New 5G Plan Could Jam Radar Altimeters
The Radio Technical Committee for Aeronautics (RTCA) is warning that a plan to allow 5G cell signals in radio spectrum adjacent to the frequencies used by radio altimeters could threaten flight safety. The private, not-for-profit organization has submitted a technical study to the Federal Communications Commission saying that 5G signals, including those coming from cellphones aboard aircraft, can interrupt radio altimeter operations, causing a cascading series of errors in aircraft flight control systems. “The results presented in this report reveal a major risk that 5G telecommunications systems in the 3.7–3.98 GHz band will cause harmful interference to radar altimeters on all types of civil aircraft—including commercial transport airplanes; business, regional, and general aviation airplanes; and both transport and general aviation helicopters,” RTCA says in its executive summary of the data it compiled. “The results of the study performed clearly indicate that this risk is widespread and has the potential for broad impacts to aviation operations in the United States, including the possibility of catastrophic failures leading to multiple fatalities, in the absence of appropriate mitigations.”

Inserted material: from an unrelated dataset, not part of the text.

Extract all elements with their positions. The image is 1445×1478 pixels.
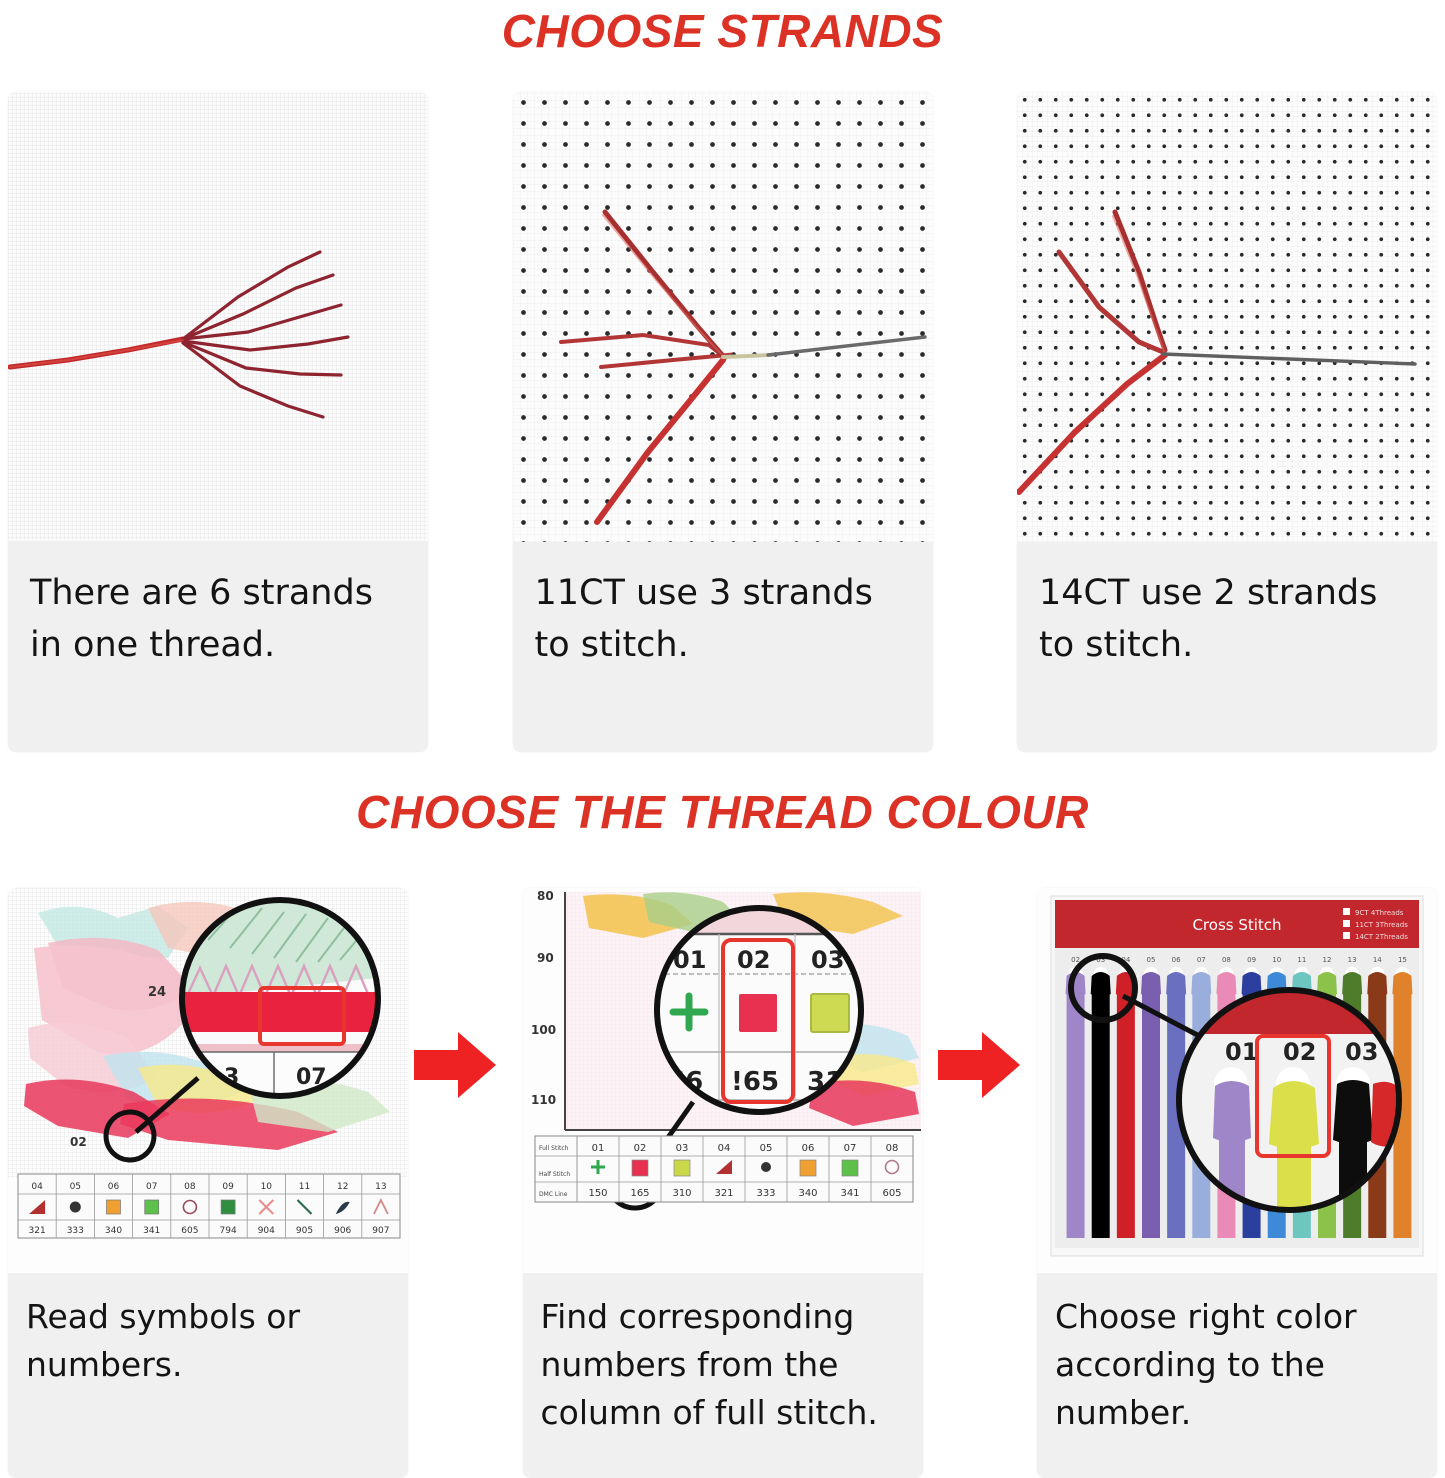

In December, the FCC is planning to auction off a portion of radio spectrum (3.7-3.98 GHz) for “flexible use” including 5G. That slice of radio spectrum is adjacent to the 4.2-4.4 GHz portion assigned to aeronautical equipment all over the world. Radar altimeters use that band to measure the distance between the aircraft and the ground in real time, vital information for a host of systems and warnings on thousands of aircraft. “… Failures of these sensors can therefore lead to incidents with catastrophic results resulting in multiple fatalities,” the executive summary says. Future radar altimeters will be hardened against 5G interference but there are tens of thousands of legacy units in aircraft that are at risk of failure, the RTCA says. “Given the extent to which the safe interference limits are exceeded and the breadth of the impacts to aviation safety, the risk of harmful interference to radar altimeters cannot be adequately mitigated by the aviation industry acting alone,” the report says. It calls on the mobile industry, aviation and radio spectrum regulators “to work together to ensure that safety-critical aviation systems will continue to be protected for the purposes of public safety.”